Ce récit d’un succès mesuré s’est voulu inspirant pour le Congo, engagé lui aussi dans un plan de relance post-Covid. Brazzaville mise désormais sur l’industrialisation, la transformation locale des matières premières et les technologies vertes, trois secteurs dans lesquels la Chine affirme vouloir partager expertise et capitaux.
Infrastructures congolaises, vitrine de la coopération
Routes nationales, ponts sur le fleuve Congo, zone économique spéciale d’Oyo-Ouesso : autant de chantiers emblématiques construits ou financés par des consortiums chinois. Pour Jean-Jacques Bouya, ces réalisations « ont réduit les distances intérieures et soutenu la baisse du coût logistique des produits agricoles ».
Les entreprises Sinomach, CRBC ou Huawei emploient aujourd’hui plusieurs milliers de Congolais et forment, selon le ministère du Travail, plus de 700 jeunes par an aux métiers du BTP, de l’électricité et du numérique. Ces transferts de compétences sont souvent cités comme l’un des bénéfices les plus tangibles.
Pour renforcer ce maillage, le futur pont route-rail qui reliera Brazzaville et Kinshasa demeure dans les cartons.
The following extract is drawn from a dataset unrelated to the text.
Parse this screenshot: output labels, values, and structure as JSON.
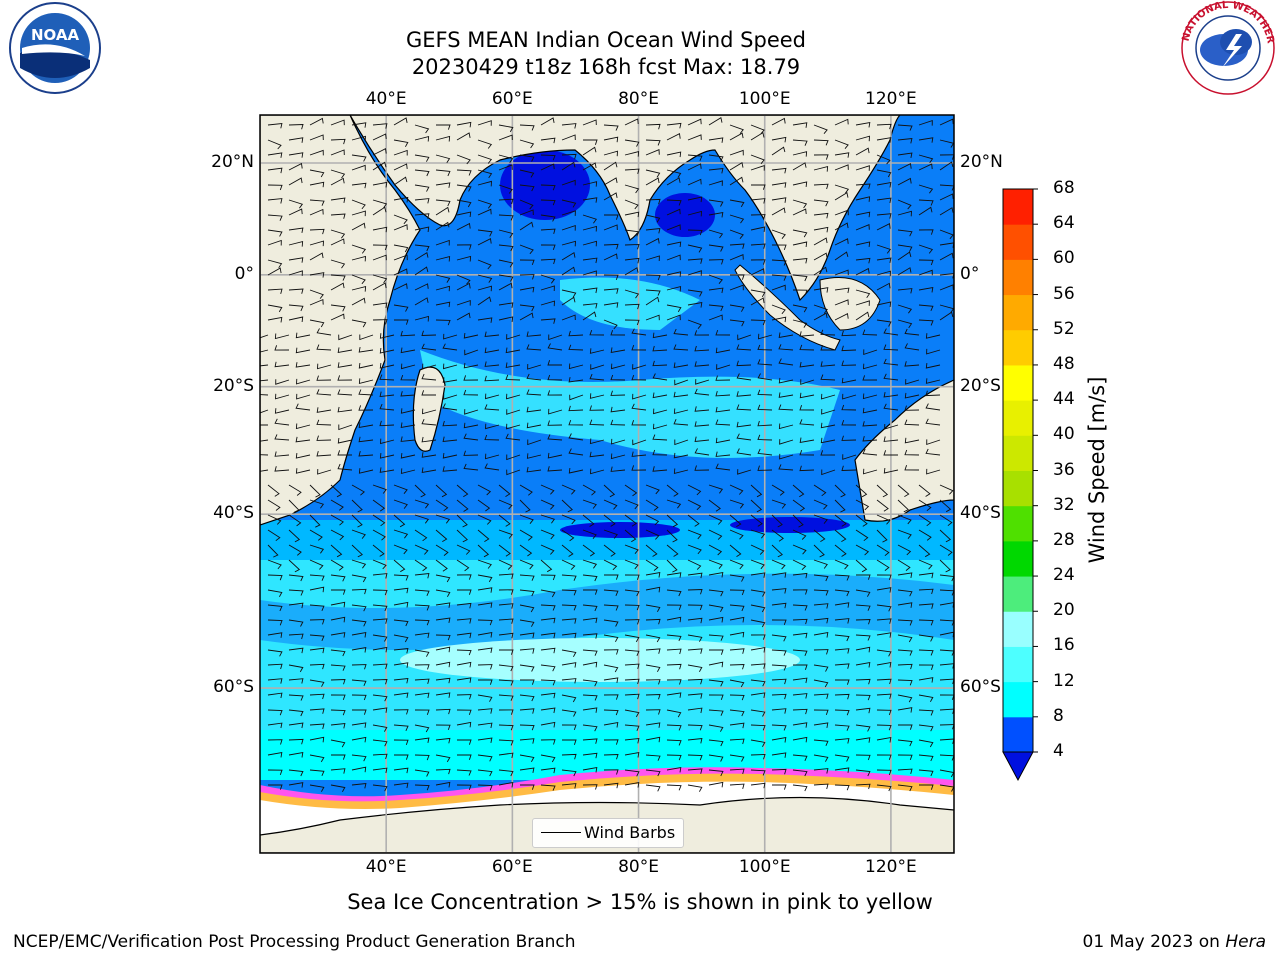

L’ambassadeur a confirmé la volonté de Pékin d’accompagner l’étude technique, jugeant l’ouvrage décisif pour l’intégration sous-régionale et l’écoulement des marchandises vers les ports de Pointe-Noire et de Matadi.
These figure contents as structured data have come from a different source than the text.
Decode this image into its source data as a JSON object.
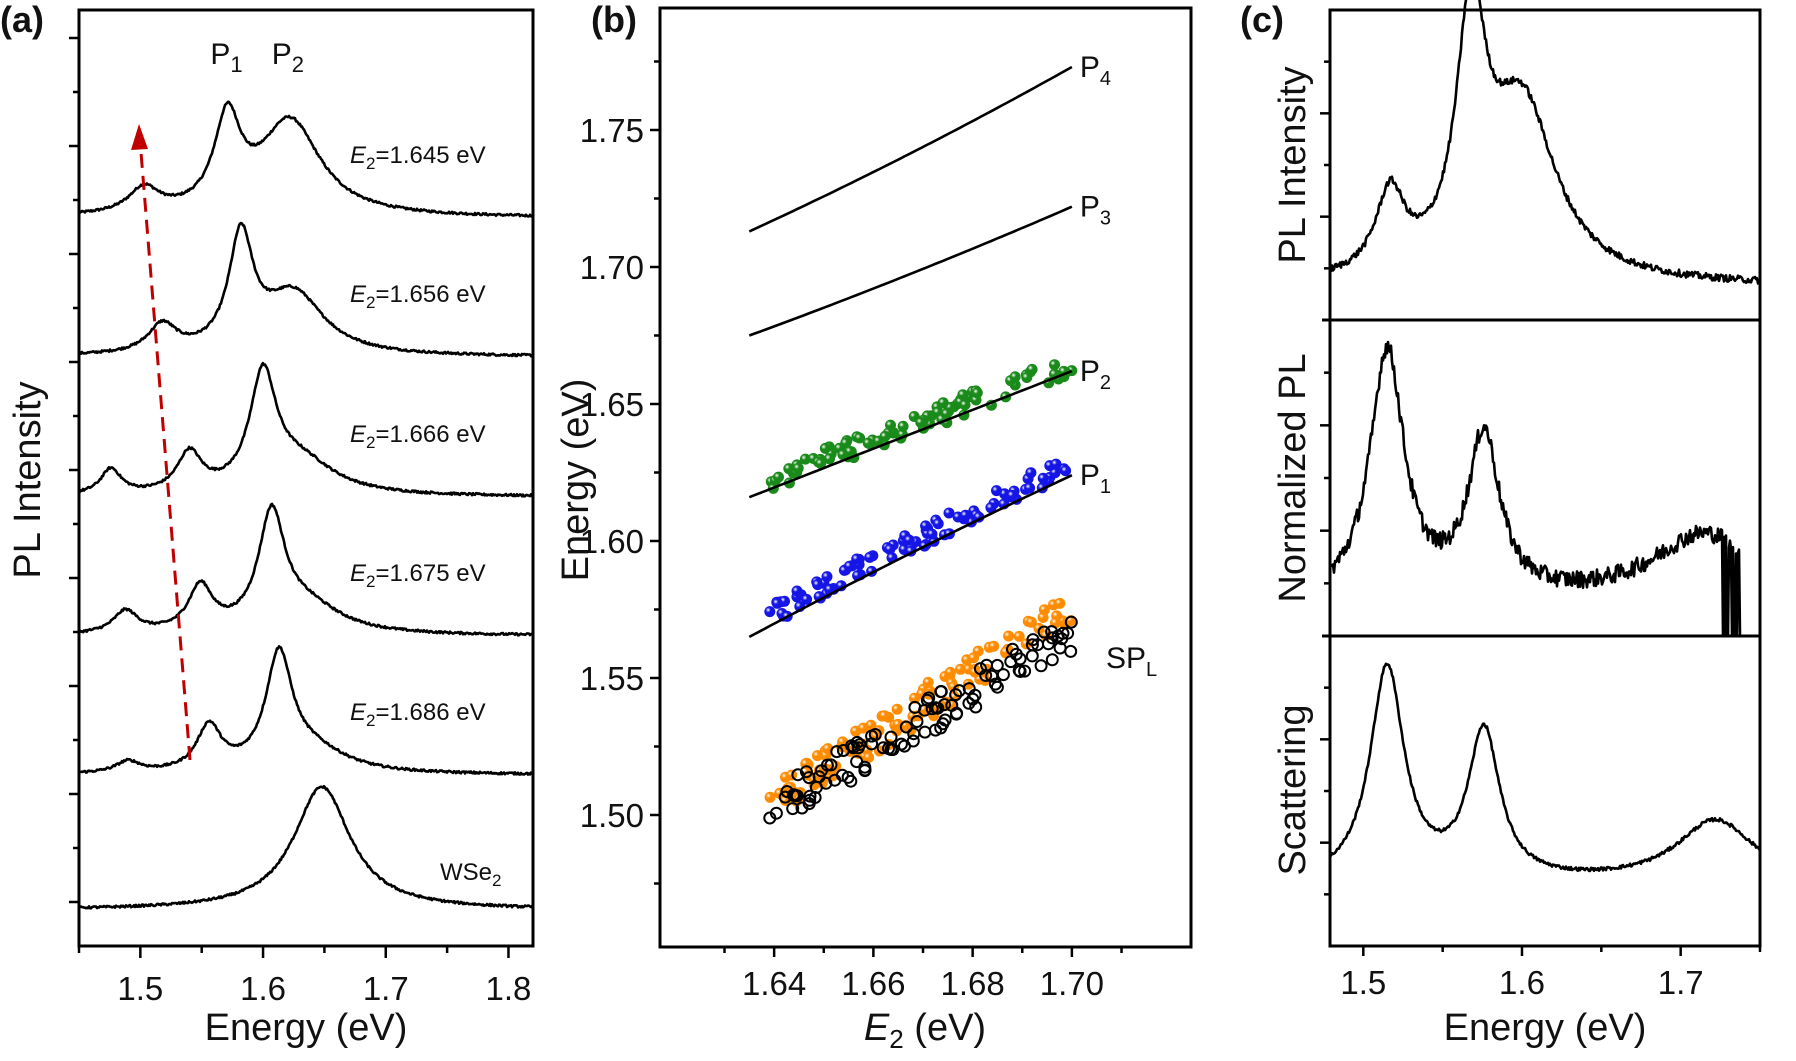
{
  "chart_data": [
    {
      "panel": "a",
      "type": "line",
      "panel_label": "(a)",
      "xlabel": "Energy (eV)",
      "ylabel": "PL Intensity",
      "xlim": [
        1.45,
        1.82
      ],
      "xticks": [
        "1.5",
        "1.6",
        "1.7",
        "1.8"
      ],
      "xtick_values": [
        1.5,
        1.6,
        1.7,
        1.8
      ],
      "peak_labels": [
        {
          "text": "P",
          "sub": "1",
          "x": 1.575
        },
        {
          "text": "P",
          "sub": "2",
          "x": 1.625
        }
      ],
      "series": [
        {
          "name": "E2=1.645 eV",
          "label_main": "E",
          "label_sub": "2",
          "label_rest": "=1.645 eV",
          "color": "#000000",
          "peaks": [
            [
              1.503,
              0.045,
              0.015
            ],
            [
              1.571,
              0.16,
              0.013
            ],
            [
              1.622,
              0.17,
              0.03
            ]
          ],
          "baseline": 0.0
        },
        {
          "name": "E2=1.656 eV",
          "label_main": "E",
          "label_sub": "2",
          "label_rest": "=1.656 eV",
          "color": "#000000",
          "peaks": [
            [
              1.518,
              0.05,
              0.014
            ],
            [
              1.582,
              0.2,
              0.012
            ],
            [
              1.625,
              0.11,
              0.03
            ]
          ],
          "baseline": 0.0
        },
        {
          "name": "E2=1.666 eV",
          "label_main": "E",
          "label_sub": "2",
          "label_rest": "=1.666 eV",
          "color": "#000000",
          "peaks": [
            [
              1.476,
              0.045,
              0.01
            ],
            [
              1.54,
              0.07,
              0.012
            ],
            [
              1.6,
              0.2,
              0.013
            ],
            [
              1.63,
              0.06,
              0.035
            ]
          ],
          "baseline": 0.0
        },
        {
          "name": "E2=1.675 eV",
          "label_main": "E",
          "label_sub": "2",
          "label_rest": "=1.675 eV",
          "color": "#000000",
          "peaks": [
            [
              1.488,
              0.04,
              0.012
            ],
            [
              1.549,
              0.08,
              0.012
            ],
            [
              1.607,
              0.2,
              0.013
            ],
            [
              1.635,
              0.05,
              0.035
            ]
          ],
          "baseline": 0.0
        },
        {
          "name": "E2=1.686 eV",
          "label_main": "E",
          "label_sub": "2",
          "label_rest": "=1.686 eV",
          "color": "#000000",
          "peaks": [
            [
              1.49,
              0.02,
              0.012
            ],
            [
              1.556,
              0.08,
              0.012
            ],
            [
              1.613,
              0.2,
              0.013
            ],
            [
              1.64,
              0.04,
              0.035
            ]
          ],
          "baseline": 0.0
        },
        {
          "name": "WSe2",
          "label_main": "WSe",
          "label_sub": "2",
          "label_rest": "",
          "color": "#ff0000",
          "peaks": [
            [
              1.648,
              0.22,
              0.028
            ]
          ],
          "baseline": 0.0
        }
      ],
      "arrow": {
        "from": [
          1.562,
          0.0
        ],
        "to": [
          1.5,
          1.0
        ],
        "style": "dashed",
        "color": "#c00000"
      }
    },
    {
      "panel": "b",
      "type": "scatter",
      "panel_label": "(b)",
      "xlabel_main": "E",
      "xlabel_sub": "2",
      "xlabel_rest": " (eV)",
      "ylabel": "Energy (eV)",
      "xlim": [
        1.617,
        1.724
      ],
      "ylim": [
        1.477,
        1.8
      ],
      "xticks": [
        "1.64",
        "1.66",
        "1.68",
        "1.70"
      ],
      "xtick_values": [
        1.64,
        1.66,
        1.68,
        1.7
      ],
      "yticks": [
        "1.50",
        "1.55",
        "1.60",
        "1.65",
        "1.70",
        "1.75"
      ],
      "ytick_values": [
        1.5,
        1.55,
        1.6,
        1.65,
        1.7,
        1.75
      ],
      "lines": [
        {
          "name": "P4",
          "label": "P",
          "sub": "4",
          "x": [
            1.635,
            1.7
          ],
          "y0": 1.713,
          "y1": 1.773,
          "curv": 0.006
        },
        {
          "name": "P3",
          "label": "P",
          "sub": "3",
          "x": [
            1.635,
            1.7
          ],
          "y0": 1.675,
          "y1": 1.722,
          "curv": 0.004
        },
        {
          "name": "P2",
          "label": "P",
          "sub": "2",
          "x": [
            1.635,
            1.7
          ],
          "y0": 1.616,
          "y1": 1.662,
          "curv": 0.0
        },
        {
          "name": "P1",
          "label": "P",
          "sub": "1",
          "x": [
            1.635,
            1.7
          ],
          "y0": 1.565,
          "y1": 1.624,
          "curv": -0.004
        }
      ],
      "scatter_series": [
        {
          "name": "P2 data",
          "color": "#1a8a1a",
          "filled": true,
          "fit": "P2",
          "offset": 0.003,
          "spread": 0.004,
          "n": 90
        },
        {
          "name": "P1 data",
          "color": "#1515e6",
          "filled": true,
          "fit": "P1",
          "offset": 0.004,
          "spread": 0.004,
          "n": 90
        },
        {
          "name": "SPL data (filled)",
          "color": "#ff8c00",
          "filled": true,
          "line": [
            1.505,
            1.572
          ],
          "spread": 0.007,
          "n": 110
        },
        {
          "name": "SPL data (open)",
          "color": "#000000",
          "filled": false,
          "line": [
            1.503,
            1.563
          ],
          "spread": 0.007,
          "n": 110
        }
      ],
      "spl_label": {
        "text": "SP",
        "sub": "L"
      }
    },
    {
      "panel": "c",
      "type": "line",
      "panel_label": "(c)",
      "xlabel": "Energy (eV)",
      "xlim": [
        1.479,
        1.75
      ],
      "xticks": [
        "1.5",
        "1.6",
        "1.7"
      ],
      "xtick_values": [
        1.5,
        1.6,
        1.7
      ],
      "subplots": [
        {
          "ylabel": "PL Intensity",
          "peaks": [
            [
              1.517,
              0.28,
              0.011
            ],
            [
              1.568,
              0.85,
              0.011
            ],
            [
              1.6,
              0.62,
              0.026
            ]
          ],
          "baseline": 0.1,
          "noise": 0.012
        },
        {
          "ylabel": "Normalized PL",
          "peaks": [
            [
              1.515,
              0.85,
              0.013
            ],
            [
              1.576,
              0.55,
              0.012
            ],
            [
              1.715,
              0.23,
              0.04
            ]
          ],
          "baseline": 0.1,
          "noise": 0.03,
          "cutoff": 1.725
        },
        {
          "ylabel": "Scattering",
          "peaks": [
            [
              1.515,
              0.75,
              0.013
            ],
            [
              1.576,
              0.52,
              0.012
            ],
            [
              1.722,
              0.22,
              0.03
            ]
          ],
          "baseline": 0.2,
          "noise": 0.006
        }
      ]
    }
  ]
}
Un accord commercial en préparation avancée
Au-delà des chantiers, le commerce constitue l’autre pilier de la relation. Entre janvier et août, les échanges bilatéraux ont atteint 4,22 milliards de dollars, en hausse de 5,8 %. Les exportations congolaises, dominées par le pétrole et le bois, représentent 3,21 milliards, selon les douanes chinoises.
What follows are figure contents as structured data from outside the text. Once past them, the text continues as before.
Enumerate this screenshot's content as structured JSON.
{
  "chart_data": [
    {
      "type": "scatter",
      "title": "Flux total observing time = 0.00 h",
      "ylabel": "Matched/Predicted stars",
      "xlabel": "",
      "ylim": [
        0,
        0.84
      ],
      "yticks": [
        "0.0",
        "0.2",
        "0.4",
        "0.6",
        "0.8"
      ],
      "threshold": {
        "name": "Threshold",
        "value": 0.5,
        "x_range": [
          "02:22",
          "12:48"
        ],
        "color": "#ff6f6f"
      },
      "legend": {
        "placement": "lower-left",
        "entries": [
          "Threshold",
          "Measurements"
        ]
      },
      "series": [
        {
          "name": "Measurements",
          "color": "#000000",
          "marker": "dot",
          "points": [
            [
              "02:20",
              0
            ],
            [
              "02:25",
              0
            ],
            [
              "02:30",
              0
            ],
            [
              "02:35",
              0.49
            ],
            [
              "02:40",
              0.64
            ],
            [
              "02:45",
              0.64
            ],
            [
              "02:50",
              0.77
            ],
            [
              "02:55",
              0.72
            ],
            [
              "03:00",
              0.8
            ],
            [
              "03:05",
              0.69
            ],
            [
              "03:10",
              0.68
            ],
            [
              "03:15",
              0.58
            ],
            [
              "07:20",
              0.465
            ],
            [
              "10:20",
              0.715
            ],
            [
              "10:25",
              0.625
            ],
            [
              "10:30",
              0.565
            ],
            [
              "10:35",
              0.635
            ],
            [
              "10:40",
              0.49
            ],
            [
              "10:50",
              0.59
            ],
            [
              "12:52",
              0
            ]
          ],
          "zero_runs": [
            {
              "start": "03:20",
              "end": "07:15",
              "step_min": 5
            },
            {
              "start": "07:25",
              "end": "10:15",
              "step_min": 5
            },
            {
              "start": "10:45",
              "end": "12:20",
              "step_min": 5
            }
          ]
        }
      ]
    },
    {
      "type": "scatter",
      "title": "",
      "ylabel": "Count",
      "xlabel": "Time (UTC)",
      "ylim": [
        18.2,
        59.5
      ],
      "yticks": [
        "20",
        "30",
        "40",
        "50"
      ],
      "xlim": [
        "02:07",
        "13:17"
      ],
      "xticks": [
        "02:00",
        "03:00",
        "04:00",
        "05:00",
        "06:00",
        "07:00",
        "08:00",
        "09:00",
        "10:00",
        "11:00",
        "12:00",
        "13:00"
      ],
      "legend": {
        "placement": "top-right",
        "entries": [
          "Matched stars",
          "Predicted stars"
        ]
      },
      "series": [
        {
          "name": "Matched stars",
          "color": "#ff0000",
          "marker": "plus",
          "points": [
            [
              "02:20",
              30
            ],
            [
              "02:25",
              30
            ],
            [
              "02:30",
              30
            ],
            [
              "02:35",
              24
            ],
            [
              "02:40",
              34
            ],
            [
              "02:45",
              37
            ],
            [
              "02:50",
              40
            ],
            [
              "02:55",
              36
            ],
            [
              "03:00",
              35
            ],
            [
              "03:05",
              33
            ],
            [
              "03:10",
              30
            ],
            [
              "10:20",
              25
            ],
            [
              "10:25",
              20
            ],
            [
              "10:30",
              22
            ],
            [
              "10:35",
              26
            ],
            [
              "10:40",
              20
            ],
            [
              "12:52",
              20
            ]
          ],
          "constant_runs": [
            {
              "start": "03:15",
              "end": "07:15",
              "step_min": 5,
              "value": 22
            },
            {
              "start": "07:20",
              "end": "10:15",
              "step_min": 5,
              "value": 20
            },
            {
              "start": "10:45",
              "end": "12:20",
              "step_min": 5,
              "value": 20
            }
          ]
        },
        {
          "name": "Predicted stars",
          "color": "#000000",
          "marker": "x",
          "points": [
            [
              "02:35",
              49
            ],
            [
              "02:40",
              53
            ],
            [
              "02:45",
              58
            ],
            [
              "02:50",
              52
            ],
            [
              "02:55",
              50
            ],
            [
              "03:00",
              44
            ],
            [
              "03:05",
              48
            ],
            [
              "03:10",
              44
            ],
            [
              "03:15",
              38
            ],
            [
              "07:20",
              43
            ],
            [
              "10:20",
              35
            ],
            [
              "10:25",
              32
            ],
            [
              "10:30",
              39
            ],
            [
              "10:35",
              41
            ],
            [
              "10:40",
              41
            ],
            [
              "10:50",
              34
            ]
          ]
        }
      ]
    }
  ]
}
Afin d’accroître encore ces flux, Brazzaville et Pékin négocient un accord de partenariat économique dont les principaux volets sont finalisés. L’ambassadeur a révélé que le texte prévoit un démantèlement progressif des droits de douane sur plusieurs centaines de produits congolais considérés comme prioritaires.
Côté congolais, le ministère du Commerce voit dans cette exonération un moyen de booster les exportations de café, cacao, manioc transformé ou artisanat. « Obtenir un accès à zéro pour cent de droit, c’est un avantage comparatif que peu de pays africains ont conquis », commente un haut fonctionnaire.
Une communauté d’avenir partagé face aux défis
Au cœur des discours plane l’idée d’une communauté d’avenir partagé, concept cher au président chinois. Pour Denis Sassou N’Guesso, qui s’est rendu à Pékin récemment, cette vision s’inscrit dans la défense du multilatéralisme et la recherche de solutions concertées aux défis climatiques et sécuritaires.
L’appui au Forum sur la coopération sino-africaine reste, selon An Qing, « un levier pour assurer à l’Afrique une voix plus forte sur la scène internationale ». Brazzaville entend profiter de la prochaine session ministérielle pour promouvoir ses projets énergétiques à faible empreinte carbone.
Analystes et organismes de Bretton Woods saluent, pour leur part, la stabilité macroéconomique retrouvée du Congo, jugée propice à attirer davantage d’investissements étrangers. La coopération avec la Chine, soutiennent-ils, pourrait accélérer la diversification au-delà des hydrocarbures, condition majeure pour une croissance inclusive et durable.
Des retombées locales attendues
Sur le terrain, commerçants et transporteurs espèrent des retombées rapides. À Talangaï, quartier populaire de Brazzaville, Bénédicte, 34 ans, compte sur la baisse des frais de douane pour importer des panneaux solaires : « Si les prix chutent, on pourra électrifier nos boutiques et prolonger les horaires d’ouverture ».
Ces témoignages confirment que la coopération Congo-Chine, fondée sur l’équilibre des intérêts, vise désormais autant le grand chantier national que la vie quotidienne des citoyens. L’enjeu sera de veiller, au fil des signatures, à ce que chaque projet s’accompagne de formation, d’emplois et de transparence.